成像侦察卫星主要在几百公里的低轨道，而像美国"大酒瓶"电子侦察卫星及俄罗斯第五代电子侦察卫星等却都运行在36000公里的地球同步轨道，是什么原因？在此高度它所接收的信号强度仅是低轨道的1／5100。

回答：轨道越高生存力越强，成像侦察卫星选择低轨道是无奈之举。

广泛采用CCD电耦合器件的光学成像卫星其实就是一超长焦的数码相机，轨道越高拍出来相片越不清楚，另一方面得花大价钱研制更好的镜头。

电子侦察卫星则不同，它收集的是电磁信号，由于某些辐射信号有突发性的特点，所以最好能保证24小时不间断监控。

高轨道"站得高，看得远"，具有这一优势。

另外像"大酒瓶"采用了直径数十米的大口径碟型天线，侦查范围很广，对微弱信号也相当敏感，美国多次用它收集我军的弹道导弹测控信号。
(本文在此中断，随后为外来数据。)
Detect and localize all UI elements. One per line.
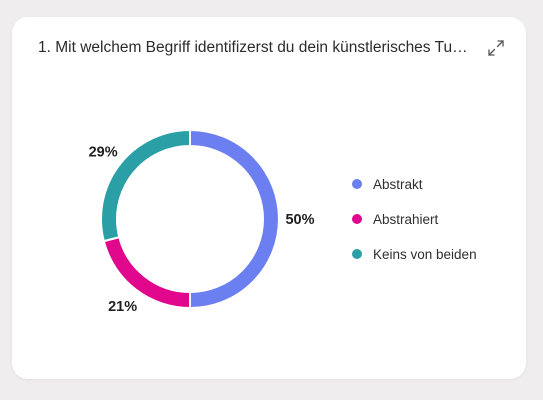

提问：但美国"雪貂-D"电子侦察卫星是在极轨道运行的，什么原因？回答：地球同步轨道位于赤道上空，对诸如俄摩尔曼茨克军港之类的高纬度目标侦察效果很差，所以美国才部署了这种通过两极的极轨卫星，但需要多星组网才能保证全天时侦察。

更早的时候美国还部署过诸如"折叠椅"的大椭圆轨道卫星，轨道高度大致在1 000～30 000公里之间，但现在地球同步轨道是发展趋势，"折叠椅"也逐步被淘汰。

提问：反电子侦察卫星主要靠干扰，具体讲如何进行？回答：原理是投其所好。